Phil and David breakdown everything you need to know about Silva vs. Cannonier for UFC 237 in Rio, and everything you don’t about what happens when a Retirement Tour goes wrong.
Jared Cannonier vs. Anderson Silva co-headlines UFC 237 this May 11, 2019 at the Jeunesse Arena in Rio de Janeiro, Brazil.
One sentence summary
David: Detour-nament Tour
Phil: Killa Gorillas and senescent spiders
Stats
Record: Jared Cannonier 11-4 | Anderson Silva 34-9-1 NC
Odds: Jared Cannonier -130 | Anderson Silva +110
History / Introduction to the fighters
David: Silva’s retirement tour was supposed to begin in 2015 when it seemed like Chris Weidman had starched the legend out of him. Now here we are, four years later, and Silva is seems to have rekindled that ole’ Matrix-like He’s Beginning to Believe fight magic. I won’t extrapolate too much from the Israel Adesanya fight. I think the matchup created a fog of competition, if you will. But that doesn’t mean Anderson wasn’t impressive in almost all facets of the fight. Adesanya is the hottest fighter in this galaxy right now. We all had him dead to rights, but he performed well enough for this to be more than a Retirement Tour. Instead this is his Does He Still Got It? Tour.

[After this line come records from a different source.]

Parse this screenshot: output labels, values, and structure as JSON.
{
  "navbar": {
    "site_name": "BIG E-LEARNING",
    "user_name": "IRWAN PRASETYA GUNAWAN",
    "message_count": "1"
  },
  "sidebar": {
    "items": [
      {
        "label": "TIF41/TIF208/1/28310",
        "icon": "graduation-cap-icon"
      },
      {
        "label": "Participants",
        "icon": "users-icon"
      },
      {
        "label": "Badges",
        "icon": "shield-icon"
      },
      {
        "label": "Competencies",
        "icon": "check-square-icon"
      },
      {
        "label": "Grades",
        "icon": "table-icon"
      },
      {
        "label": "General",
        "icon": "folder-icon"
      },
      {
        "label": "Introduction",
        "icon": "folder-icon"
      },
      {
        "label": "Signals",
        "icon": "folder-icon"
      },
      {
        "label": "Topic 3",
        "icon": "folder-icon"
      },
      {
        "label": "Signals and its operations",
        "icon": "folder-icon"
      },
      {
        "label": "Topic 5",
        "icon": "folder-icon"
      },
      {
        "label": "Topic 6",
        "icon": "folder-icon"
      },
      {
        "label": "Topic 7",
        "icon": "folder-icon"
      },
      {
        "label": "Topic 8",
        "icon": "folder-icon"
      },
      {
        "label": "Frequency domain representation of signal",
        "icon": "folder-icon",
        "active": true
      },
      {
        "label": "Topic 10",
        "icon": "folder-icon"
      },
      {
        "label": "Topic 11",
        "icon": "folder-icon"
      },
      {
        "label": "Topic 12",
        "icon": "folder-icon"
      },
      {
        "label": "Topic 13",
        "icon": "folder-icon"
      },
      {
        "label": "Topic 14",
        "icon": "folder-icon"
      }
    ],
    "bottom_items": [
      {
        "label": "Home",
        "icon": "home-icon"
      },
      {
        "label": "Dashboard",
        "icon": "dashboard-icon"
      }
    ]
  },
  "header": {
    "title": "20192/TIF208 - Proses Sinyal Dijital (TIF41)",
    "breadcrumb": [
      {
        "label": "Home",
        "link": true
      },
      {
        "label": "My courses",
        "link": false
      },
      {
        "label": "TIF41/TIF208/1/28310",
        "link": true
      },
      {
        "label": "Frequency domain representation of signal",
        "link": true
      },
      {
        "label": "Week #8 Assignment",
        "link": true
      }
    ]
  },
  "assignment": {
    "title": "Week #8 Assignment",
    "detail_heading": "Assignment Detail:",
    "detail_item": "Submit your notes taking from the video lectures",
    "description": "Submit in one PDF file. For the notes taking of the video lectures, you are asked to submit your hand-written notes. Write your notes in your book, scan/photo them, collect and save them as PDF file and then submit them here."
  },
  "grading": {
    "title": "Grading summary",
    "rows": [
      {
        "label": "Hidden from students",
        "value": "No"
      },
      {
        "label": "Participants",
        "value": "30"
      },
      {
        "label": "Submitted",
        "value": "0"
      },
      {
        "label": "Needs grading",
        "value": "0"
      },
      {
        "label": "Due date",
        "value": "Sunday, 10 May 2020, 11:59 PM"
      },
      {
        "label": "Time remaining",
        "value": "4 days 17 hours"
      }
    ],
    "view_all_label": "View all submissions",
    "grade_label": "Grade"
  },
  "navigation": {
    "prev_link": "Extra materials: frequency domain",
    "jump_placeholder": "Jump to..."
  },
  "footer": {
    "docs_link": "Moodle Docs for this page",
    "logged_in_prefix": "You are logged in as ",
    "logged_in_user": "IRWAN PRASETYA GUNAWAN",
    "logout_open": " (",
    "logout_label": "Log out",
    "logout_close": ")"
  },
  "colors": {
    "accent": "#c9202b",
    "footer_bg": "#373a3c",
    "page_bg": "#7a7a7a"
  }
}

Phil: Anderson is having about the most respectable 1-5-1 end of career span marred by drug test failures that you could imagine. This might sound snarky but I’m serious: Silva seemed like he was toast some time ago, and yet it’s hard to look at any of his recent fights and see the embarrassments that people figured them to be. He hasn’t won a whole lot, but neither has anyone since Weidman actually looked particularly good in a win. At some point, it has to end, and he’ll go from getting dropped in fights to getting KOed clean, but up till now it’s been a relief to see him holding onto just enough of the old mojo to survive.
David: Cannonier is one of the few fighters I enjoyed doing those quick transcription clips on. If there’s one place I credit MMA, it’s for the honesty that its athletes are capable of. Does that honesty swing towards the other side of pendulum, and bring the entire edifice down with it when fighters exchange racist jabs and boomerangs in their snide efforts to scoff at civilization for Well, Reasons? Yes, unfortunately. But it also has the payoff of revealing who these men and women are. Cannonier looks like a big strong, man. But he’s also a dude who listens to his wife, doesn’t pretend to be the best, and doesn’t understand why an MMA fighter would need Popeyes for a sponsor.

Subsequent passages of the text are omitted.